The task of measuring a player's real strength was perhaps easier in those days when there was little support from theory. The players were on their own, right from the beginning.

But don't forget that the old games have something more than nostalgic value. Learners should study the games where elementary tactics and positional ideas come into play. You can watch those sacrificial attacks and beautiful combinations. That said, most players in those days were poor defenders. Perhaps the general mood was that the attacker deserved to win a game! Defence was still not a fully developed art. Of course, there were exceptions like world champion Emanuel Lasker who won many, many games by hanging on to apparently lost positions.

Another feature of chess in the late nineteenth century was the bold and lively play in the opening. Many gambits were tried by the attacking players. Initially, they were highly successful, but chess theorists soon found satisfactory lines for the second player and most of the 'violent gambits' disappeared from tournament praxis, only to be revived from time to time by the mavericks.

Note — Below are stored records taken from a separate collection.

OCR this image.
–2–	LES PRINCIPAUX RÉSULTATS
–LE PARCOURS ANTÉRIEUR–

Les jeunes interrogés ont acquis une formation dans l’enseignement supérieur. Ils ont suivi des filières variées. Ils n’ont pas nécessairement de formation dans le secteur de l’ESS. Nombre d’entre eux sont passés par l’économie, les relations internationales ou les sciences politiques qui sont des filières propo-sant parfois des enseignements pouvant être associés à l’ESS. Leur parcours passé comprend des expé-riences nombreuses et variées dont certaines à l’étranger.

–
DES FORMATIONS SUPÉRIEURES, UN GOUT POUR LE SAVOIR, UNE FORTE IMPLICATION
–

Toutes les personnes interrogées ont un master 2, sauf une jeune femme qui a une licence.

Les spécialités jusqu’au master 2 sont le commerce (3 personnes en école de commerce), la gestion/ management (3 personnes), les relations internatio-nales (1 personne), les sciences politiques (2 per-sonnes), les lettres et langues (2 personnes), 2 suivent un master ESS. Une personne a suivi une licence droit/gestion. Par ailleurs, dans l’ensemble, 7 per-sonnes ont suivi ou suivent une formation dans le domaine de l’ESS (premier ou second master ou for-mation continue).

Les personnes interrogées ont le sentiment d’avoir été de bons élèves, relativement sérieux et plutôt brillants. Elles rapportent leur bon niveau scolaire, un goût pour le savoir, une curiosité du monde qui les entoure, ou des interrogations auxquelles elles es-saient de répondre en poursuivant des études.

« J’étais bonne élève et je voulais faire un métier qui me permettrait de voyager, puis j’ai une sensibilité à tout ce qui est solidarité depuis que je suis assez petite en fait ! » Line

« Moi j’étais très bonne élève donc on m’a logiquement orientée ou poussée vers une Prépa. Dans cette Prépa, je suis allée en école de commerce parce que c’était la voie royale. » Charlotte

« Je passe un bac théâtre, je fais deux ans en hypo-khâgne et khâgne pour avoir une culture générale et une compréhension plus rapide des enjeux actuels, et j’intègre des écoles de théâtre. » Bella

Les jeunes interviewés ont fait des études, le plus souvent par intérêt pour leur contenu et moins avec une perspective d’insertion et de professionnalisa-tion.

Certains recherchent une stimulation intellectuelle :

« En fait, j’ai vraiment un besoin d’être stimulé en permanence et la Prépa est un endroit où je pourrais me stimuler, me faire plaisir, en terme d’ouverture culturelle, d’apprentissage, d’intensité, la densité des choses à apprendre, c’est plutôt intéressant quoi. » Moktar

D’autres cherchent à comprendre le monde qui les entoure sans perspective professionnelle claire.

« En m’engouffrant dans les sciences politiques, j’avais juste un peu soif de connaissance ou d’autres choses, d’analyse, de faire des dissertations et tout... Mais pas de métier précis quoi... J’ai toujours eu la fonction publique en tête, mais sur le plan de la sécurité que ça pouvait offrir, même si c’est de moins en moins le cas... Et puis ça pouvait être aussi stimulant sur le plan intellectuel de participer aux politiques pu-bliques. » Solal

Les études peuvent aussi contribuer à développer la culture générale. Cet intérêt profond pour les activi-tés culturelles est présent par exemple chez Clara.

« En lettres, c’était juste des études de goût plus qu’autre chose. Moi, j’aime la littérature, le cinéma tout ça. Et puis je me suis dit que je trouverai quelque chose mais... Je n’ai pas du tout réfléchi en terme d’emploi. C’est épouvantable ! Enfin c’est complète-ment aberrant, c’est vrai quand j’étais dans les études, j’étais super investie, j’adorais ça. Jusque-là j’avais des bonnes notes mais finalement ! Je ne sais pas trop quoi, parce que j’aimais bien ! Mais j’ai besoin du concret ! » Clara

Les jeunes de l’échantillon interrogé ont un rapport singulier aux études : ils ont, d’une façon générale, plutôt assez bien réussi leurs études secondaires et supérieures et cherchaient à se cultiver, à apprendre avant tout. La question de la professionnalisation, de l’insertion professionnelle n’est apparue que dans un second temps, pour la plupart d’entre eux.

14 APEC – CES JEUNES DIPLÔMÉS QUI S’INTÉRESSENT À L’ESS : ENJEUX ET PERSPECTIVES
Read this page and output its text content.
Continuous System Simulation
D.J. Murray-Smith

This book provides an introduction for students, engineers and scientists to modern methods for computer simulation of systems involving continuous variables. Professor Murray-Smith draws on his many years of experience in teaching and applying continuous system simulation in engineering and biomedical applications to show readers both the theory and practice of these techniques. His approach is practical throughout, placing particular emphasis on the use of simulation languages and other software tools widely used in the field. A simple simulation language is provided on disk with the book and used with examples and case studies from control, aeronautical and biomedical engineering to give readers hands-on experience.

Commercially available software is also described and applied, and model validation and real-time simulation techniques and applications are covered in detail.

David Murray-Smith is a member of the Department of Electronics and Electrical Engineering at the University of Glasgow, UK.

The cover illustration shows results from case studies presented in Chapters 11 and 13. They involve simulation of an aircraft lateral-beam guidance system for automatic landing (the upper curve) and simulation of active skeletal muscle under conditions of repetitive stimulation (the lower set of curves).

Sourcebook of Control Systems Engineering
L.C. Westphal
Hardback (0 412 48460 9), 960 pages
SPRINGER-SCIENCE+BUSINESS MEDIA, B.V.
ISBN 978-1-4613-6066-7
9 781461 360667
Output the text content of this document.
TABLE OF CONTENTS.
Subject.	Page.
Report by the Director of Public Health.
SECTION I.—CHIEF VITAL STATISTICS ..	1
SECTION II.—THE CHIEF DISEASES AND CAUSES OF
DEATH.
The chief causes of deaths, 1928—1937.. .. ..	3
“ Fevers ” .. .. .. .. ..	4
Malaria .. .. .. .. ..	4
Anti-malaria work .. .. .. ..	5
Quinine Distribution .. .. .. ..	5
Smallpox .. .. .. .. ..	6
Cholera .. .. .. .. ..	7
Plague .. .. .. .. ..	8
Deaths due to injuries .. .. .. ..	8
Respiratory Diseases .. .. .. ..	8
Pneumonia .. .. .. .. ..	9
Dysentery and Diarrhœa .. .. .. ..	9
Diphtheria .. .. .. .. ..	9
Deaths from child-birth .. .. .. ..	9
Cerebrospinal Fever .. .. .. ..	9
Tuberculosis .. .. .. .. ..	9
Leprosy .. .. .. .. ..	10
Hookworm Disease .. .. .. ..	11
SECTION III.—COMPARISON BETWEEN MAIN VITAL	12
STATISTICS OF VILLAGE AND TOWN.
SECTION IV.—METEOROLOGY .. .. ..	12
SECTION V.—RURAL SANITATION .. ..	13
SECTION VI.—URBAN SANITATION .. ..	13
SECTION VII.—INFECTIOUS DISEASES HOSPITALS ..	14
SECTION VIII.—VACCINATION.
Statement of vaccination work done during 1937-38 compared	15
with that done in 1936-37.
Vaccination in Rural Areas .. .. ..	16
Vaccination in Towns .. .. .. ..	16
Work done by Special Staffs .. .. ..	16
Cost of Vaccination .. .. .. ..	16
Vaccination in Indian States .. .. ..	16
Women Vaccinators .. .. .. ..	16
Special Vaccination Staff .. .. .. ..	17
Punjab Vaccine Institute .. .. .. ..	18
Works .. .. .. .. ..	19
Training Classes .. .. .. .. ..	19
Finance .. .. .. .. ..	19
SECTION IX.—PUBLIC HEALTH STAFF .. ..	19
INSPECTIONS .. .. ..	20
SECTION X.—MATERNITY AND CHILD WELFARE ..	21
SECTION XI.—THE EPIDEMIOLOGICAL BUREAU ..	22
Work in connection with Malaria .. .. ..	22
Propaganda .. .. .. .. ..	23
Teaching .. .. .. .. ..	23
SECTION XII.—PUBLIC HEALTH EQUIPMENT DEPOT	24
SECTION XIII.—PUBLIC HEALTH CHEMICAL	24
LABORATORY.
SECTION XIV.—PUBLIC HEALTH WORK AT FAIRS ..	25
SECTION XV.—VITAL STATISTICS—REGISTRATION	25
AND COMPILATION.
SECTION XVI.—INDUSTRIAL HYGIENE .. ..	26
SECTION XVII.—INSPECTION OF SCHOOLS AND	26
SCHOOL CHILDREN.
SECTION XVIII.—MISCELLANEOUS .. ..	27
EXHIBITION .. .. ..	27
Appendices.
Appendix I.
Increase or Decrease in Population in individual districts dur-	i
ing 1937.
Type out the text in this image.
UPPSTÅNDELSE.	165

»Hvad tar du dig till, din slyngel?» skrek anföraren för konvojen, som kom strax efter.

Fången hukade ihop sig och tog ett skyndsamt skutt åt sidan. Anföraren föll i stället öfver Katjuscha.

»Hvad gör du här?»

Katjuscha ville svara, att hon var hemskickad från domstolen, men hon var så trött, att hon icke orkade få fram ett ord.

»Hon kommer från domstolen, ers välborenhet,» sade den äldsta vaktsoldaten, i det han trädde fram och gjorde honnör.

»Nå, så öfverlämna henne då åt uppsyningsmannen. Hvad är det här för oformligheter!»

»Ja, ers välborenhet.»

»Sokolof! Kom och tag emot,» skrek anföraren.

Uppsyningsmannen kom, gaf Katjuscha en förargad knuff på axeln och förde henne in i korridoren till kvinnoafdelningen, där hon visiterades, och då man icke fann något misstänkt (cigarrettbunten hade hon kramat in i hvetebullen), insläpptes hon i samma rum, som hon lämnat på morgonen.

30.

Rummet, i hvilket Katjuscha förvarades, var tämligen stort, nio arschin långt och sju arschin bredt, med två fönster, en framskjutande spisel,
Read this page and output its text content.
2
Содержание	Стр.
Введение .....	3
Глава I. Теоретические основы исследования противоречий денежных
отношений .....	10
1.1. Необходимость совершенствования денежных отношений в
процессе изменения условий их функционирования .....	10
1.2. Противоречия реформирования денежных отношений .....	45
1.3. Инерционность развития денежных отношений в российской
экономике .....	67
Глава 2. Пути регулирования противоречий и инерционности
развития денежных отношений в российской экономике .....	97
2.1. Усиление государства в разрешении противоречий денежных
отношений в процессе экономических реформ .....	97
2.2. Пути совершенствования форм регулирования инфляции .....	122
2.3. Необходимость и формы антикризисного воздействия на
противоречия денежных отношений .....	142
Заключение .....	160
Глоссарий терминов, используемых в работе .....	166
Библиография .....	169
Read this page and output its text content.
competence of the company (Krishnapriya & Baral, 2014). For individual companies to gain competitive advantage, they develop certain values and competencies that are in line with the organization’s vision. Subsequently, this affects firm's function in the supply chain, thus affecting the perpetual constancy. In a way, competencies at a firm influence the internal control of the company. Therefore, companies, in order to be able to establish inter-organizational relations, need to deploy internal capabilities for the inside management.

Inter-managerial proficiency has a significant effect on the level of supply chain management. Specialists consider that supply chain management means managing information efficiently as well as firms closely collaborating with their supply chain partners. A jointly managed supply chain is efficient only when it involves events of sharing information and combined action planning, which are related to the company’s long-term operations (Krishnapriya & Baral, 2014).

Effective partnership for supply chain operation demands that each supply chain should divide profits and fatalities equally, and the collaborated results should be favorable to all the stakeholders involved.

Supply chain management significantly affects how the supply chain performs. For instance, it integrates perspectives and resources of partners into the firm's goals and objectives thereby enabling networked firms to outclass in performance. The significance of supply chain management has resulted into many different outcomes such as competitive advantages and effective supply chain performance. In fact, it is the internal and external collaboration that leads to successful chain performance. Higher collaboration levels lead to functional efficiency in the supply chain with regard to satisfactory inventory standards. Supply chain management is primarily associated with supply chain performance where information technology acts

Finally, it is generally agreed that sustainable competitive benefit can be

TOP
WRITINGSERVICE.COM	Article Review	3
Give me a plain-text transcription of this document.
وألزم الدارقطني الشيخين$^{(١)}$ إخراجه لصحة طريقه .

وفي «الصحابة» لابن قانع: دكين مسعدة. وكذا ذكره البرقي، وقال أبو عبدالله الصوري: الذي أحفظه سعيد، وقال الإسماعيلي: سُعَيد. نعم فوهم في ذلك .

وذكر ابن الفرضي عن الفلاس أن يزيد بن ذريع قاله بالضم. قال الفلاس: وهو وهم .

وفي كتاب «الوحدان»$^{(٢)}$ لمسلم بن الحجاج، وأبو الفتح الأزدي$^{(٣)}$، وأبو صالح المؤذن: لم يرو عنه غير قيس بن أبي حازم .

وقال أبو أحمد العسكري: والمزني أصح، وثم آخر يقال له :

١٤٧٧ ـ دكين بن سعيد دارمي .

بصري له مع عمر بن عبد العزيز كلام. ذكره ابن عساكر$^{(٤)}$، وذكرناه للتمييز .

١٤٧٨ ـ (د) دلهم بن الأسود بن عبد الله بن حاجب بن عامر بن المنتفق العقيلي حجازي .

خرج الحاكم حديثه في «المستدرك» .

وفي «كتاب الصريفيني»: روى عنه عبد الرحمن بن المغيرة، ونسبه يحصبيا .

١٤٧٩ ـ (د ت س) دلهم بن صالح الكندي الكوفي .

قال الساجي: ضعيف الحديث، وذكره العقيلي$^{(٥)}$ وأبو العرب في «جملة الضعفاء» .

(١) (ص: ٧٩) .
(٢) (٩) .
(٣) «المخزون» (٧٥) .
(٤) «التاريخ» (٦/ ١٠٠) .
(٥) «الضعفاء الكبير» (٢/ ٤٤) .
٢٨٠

Here is a game played by Charousek.

White -Rudolph Charousek
Black -Emanuel Lasker[C33]
Nuremberg, 1896
1.e4 e5 2.f4 exf4 3.Bc4 d5 4.Bxd5 Qh4+ 5.Kf1 g5 6.Nf3 Qh5 7.h4 Bg7 8.Nc3 c6 9.Bc4 Bg4 10.d4 Nd7 11.Kf2 Bxf3 12.gxf3 000 13.hxg5 Qxg5 14.Ne2 Qe7 15.c3 Ne5 16.Qa4 Nxc4 17.Qxc4 Nf6 18.Bxf4 Nd7 19.Qa4 a6 20.Qa5 Nf8 21.Ng3 Ne6 22.Nf5 Qf8 23.Bg3 Rd7 24.Nxg7 Qxg7 25.Qe5 Qxe5 26.Bxe5 f6 27.Bxf6 Rf8 28.Rh6 Nf4 29.Ke3 Ng2+ 30.Kd2 Rdf7 31.e5 Nf4 32.Rah1 Rg8 33.c4 Ne6 34.Ke3 Nf8 35.d5 Rd7 36.e6 1-0.